Learning GEOM: Tasting
Category: FreeBSD.
I have been quite busy these last days and didn't got as much time as expected to have fun with geom(4) — the FreeBSD modular disk transformation framework. Since documentation is quite sparse compared to the rocket science inside GEOM, I spend a lot of time in man pages and reading existing GEOM classes source code... However, as recently said on the freebsd-geom mailing list:
Ahh you're believing the code comment :( (Rule #1: Never believe the code comments).
Well, this doesn't make things easy, but I can cope with that (or at least I hope so). I have already located interesting classes to study for the purpose of geom_lvm2:
- geom/geom_bsd.c
- This class looks relatively simple and is well commented. It seems to be a good starting point for learning how GEOM works (687 SLOC);
- geom/concat/g_concat.c
- This class seems a little more complex. Concatenation will have to be handled when a logical volume has physical extends on different physical volumes. Maybe will it be possible to rely directly on this class for this purpose (876 SLOC);
- geom/vinum/*
- Gvinum is a really complex^Wcool piece of code. Since it internally relies on various representation of disk chunks to provide services such as RAID, it can be a good source of inspiration for geom_lvm2's internals (7637 SLOC).
Tasting experimentations
When not reading existing code, I try to implement basic GEOM classes that provide simple facilities. For the moment, I am focusing on tasting. Basically, tasting occurs when a new GEOM class or provider is created (e.g. when a geom kernel module is loaded or when a new device is connected to the system).

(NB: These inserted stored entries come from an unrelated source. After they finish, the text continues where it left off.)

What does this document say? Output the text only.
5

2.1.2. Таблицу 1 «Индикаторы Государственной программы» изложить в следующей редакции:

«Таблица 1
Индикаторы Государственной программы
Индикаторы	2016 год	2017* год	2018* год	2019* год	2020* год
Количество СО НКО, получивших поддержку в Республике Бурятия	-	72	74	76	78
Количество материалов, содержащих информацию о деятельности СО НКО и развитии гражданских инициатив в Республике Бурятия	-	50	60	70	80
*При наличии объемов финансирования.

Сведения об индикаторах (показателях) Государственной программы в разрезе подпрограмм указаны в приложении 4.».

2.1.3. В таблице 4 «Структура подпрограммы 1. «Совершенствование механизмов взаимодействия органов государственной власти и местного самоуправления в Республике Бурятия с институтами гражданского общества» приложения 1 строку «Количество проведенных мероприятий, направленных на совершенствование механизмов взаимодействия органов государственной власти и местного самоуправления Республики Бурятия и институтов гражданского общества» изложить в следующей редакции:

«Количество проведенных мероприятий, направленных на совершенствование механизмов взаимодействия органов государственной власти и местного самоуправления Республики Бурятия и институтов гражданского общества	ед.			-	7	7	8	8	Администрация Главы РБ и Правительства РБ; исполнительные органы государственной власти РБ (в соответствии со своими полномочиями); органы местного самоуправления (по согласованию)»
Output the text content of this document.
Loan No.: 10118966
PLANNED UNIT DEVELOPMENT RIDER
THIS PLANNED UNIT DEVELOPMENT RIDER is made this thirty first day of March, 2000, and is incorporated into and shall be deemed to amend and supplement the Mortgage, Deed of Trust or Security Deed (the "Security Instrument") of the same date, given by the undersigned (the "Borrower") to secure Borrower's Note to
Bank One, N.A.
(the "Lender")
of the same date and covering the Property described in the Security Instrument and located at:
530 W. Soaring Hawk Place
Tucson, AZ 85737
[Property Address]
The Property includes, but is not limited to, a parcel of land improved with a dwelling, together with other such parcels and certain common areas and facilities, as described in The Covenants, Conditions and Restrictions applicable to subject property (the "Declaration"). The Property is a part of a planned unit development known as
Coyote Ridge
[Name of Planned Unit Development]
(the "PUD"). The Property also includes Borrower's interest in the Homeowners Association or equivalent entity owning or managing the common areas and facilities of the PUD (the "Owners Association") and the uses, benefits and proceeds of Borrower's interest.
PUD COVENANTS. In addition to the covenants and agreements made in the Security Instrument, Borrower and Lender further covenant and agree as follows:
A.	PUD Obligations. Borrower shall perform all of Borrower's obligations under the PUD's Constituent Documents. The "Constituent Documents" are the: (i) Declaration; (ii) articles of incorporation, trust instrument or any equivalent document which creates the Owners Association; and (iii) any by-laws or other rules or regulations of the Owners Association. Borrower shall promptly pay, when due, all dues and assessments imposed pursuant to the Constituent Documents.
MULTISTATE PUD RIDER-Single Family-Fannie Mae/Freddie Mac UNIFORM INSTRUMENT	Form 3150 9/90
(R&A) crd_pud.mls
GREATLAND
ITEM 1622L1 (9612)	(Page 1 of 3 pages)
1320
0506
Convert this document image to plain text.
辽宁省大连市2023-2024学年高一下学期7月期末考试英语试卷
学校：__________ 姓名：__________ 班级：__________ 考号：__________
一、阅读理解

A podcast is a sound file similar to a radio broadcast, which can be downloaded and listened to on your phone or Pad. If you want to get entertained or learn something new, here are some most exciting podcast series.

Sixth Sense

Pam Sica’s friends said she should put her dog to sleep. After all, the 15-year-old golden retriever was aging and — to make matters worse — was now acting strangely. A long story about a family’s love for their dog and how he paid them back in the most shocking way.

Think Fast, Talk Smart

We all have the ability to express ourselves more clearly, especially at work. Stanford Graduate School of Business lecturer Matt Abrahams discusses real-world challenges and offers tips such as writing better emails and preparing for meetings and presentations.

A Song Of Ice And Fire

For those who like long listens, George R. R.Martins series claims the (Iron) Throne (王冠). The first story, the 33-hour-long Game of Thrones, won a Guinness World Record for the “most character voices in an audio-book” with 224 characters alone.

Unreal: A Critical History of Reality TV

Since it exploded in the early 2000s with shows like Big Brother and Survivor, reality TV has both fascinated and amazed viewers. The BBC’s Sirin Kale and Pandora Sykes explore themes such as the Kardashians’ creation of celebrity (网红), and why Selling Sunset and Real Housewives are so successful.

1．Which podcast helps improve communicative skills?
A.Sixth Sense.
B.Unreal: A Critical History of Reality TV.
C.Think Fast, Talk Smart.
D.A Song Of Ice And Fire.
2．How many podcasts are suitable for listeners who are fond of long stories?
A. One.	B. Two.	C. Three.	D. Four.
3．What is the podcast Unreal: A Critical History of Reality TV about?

The GEOM class will test the device to see if it can handle it (generally looking for magic data).
Declaring a GEOM class with tasting capabilities
Declaring a GEOM class that can perform tasting operations is as simple as setting the .taste
member of the data structure passed to the DECLARE_GEOM_CASS()
macro:
#define TASTE_CLASS_NAME "TASTE" static struct g_class g_taste_class = { .name = TASTE_CLASS_NAME, .version = G_VERSION, .taste = g_taste_taste, .destroy_geom = g_taste_destroy_geom, }; DECLARE_GEOM_CLASS(g_taste_class, g_taste);
The g_taste_taste()
function has to be declared as:
static struct g_geom * g_taste_taste(struct g_class *mp, struct g_provider *pp, int flags __unused)
Reading tasted device
In order to read data on the device being tested, we first have to attach a consumer to it.
This is a 3 step operation: create an instance of the geom class ①, add a consumer on it ②, and attach it to the device provider ③:
static struct g_geom * g_taste_taste(struct g_class *mp, struct g_provider *pp, int flags __unused) { struct g_consumer *cp; struct g_geom *gp; g_trace(G_T_TOPOLOGY, "%s(%s,%s)", __func__, mp->name, pp->name); g_topology_assert(); gp = g_new_geomf(mp, "taste:taste"); ① cp = g_new_consumer(gp); ② g_attach(cp, pp); ③ [...]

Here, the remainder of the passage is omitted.